Reference¶
to be completed
For more information, see the glossary.
Analytical attacks¶
chi2 attack¶
- sealwatch.chi2.attack(spatial)¶
Measures the “distance” between the observed histogram and a typical histogram after LSB replacement.
LSB replacement (embedding rate = 1) averages the neighboring histogram bins.
- Parameters:
spatial (np.ndarray) – image pixels, of arbitrary shape
- Returns:
distance and p-value, distance is the chi2 test statistic between the observed histogram and the stego model. A small distance means that the image matches the model (e.g., because it was embedded with LSB replacement). The p-value turns the score into a probability. A p-value of 0 means that the image contains no steganography. p-value of 1 indicates that the image contains LSBR steganography.
- Return type:
SPA¶
- sealwatch.spa.attack(x0)¶
Run sample-pair analysis.
- Parameters:
cover_spatial (np.ndarray) –
x0 (ndarray) –
- Returns:
embedding rate estimate
- Return type:
float
- Example:
>>> spatial = np.array(Image.open('suspicious.png')) >>> alpha_hat = sw.spa.attack(spatial) >>> assert alpha_hat == 0
WS¶
- sealwatch.ws.attack(x1, pixel_predictor='KB', correct_bias=False, weighted=True)¶
Runs weighted stego-image (WS) steganalysis on a given image.
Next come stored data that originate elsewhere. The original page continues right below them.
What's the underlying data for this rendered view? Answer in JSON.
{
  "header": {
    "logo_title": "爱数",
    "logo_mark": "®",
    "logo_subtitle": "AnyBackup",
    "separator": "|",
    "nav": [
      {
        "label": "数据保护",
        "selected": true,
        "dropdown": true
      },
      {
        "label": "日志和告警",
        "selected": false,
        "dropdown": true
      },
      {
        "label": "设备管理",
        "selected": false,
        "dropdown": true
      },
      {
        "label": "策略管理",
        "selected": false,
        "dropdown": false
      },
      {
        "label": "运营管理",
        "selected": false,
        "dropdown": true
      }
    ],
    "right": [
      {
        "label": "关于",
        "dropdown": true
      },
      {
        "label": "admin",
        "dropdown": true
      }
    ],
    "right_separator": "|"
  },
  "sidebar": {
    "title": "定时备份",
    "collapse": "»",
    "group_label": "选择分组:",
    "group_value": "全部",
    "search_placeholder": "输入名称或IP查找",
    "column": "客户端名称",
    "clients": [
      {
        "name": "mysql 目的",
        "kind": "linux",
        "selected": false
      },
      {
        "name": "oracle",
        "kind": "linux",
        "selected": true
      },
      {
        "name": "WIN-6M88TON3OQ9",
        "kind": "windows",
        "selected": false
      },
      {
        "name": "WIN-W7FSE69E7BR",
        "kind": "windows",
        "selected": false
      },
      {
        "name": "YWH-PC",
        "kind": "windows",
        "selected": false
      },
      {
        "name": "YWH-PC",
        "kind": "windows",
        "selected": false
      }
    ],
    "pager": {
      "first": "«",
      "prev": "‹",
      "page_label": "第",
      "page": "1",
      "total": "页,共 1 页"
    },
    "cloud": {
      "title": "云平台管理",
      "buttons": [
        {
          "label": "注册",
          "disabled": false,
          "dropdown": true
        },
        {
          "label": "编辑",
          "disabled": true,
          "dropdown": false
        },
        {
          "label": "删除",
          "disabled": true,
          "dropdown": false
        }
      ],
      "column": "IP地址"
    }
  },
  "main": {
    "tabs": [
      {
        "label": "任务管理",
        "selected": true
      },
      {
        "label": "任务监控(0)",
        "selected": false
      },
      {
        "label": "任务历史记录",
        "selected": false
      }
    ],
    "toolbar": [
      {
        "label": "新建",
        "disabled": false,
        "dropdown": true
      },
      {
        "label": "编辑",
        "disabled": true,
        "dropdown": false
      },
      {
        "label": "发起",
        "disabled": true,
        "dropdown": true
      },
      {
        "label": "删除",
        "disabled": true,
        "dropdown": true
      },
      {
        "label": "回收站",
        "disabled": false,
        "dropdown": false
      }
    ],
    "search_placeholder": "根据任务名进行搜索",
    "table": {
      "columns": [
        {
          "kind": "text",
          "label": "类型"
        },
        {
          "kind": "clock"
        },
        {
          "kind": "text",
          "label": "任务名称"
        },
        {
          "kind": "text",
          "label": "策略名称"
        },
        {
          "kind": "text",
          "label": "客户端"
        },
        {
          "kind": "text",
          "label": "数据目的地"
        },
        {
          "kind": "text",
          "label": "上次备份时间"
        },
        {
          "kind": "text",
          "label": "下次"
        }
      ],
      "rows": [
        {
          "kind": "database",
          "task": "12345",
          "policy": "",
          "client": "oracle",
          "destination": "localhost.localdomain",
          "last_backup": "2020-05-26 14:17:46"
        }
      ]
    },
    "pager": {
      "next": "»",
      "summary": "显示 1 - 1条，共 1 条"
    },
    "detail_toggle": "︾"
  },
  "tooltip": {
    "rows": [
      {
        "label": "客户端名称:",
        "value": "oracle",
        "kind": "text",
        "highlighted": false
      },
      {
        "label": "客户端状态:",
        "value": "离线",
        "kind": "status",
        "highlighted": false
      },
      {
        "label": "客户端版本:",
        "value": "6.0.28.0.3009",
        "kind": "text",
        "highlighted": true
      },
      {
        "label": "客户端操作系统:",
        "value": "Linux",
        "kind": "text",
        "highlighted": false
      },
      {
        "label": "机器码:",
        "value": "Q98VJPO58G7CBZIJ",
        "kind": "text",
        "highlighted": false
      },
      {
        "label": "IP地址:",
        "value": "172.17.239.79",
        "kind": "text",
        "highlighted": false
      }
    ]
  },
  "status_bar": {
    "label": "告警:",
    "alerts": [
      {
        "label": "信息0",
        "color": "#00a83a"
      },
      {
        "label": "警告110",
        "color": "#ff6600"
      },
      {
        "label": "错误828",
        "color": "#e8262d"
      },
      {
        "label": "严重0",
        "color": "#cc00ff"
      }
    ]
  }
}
The goal of WS steganalysis is to estimate the embedding rate of uniform LSB replacement embedding.
- Parameters:
x1 (np.ndarray) –
pixel_predictor –
correct_bias (bool) –
weighted (bool) –
- Returns:
change rate estimate
- Return type:
- sealwatch.ws.unet_estimator(*args, **kw)¶
Histogram attack¶
- sealwatch.F5.attack(y1, qt, **kw)¶
Runs a histogram attack with cartesian callibration, targetted against F5.
Pools the estimates for the DCT AC modes 01, 10, and 11.
- Parameters:
y1 (np.ndarray) – Stego DCT coefficients.
qt (np.ndarray) – quantization table
- Returns:
change rate estimate
- Return type:
- Example:
>>> beta_hat = sw.F5.attack(jpeg1.Y, jpeg1.qt[0])
RJCA¶
- sealwatch.rjca.attack(y1, qt)¶
Performs RJCA and returns variance.
Rounding error should be around 0.04-0.07. For stego, it grows towards 0.08333 (1/12).
- Parameters:
y1 (np.ndarray) – quantized cover DCT coefficients of shape [num_vertical_blocks, num_horizontal_blocks, 8, 8]
qt (np.ndarray) – quantization table of shape [8, 8]
- Returns:
variance of the rounding error
- Return type:
- Example:
>>> jpeg = jpeglib.read_dct('suspicious.jpeg') >>> var = cl.rjca.attack( ... y1=jpeg.Y, ... qt=jpeg.qt[0], ... ) >>> assert np.abs(var - 1/12.) > .005
Handcrafted features¶
HCF-COM¶
- sealwatch.hcfcom.extract(x1, *, order=1)¶
- Parameters:
x (np.ndarray) –
order –
x1 (ndarray) –
- Returns:
- Return type:
OrderedDict
- Example:
>>> # TODO
SPAM¶
- sealwatch.spam.extract(x1, *, T=3, rounded=False)¶
Extract 2nd-order spatial adjacency model (SPAM) features. The implementation merges over image directions.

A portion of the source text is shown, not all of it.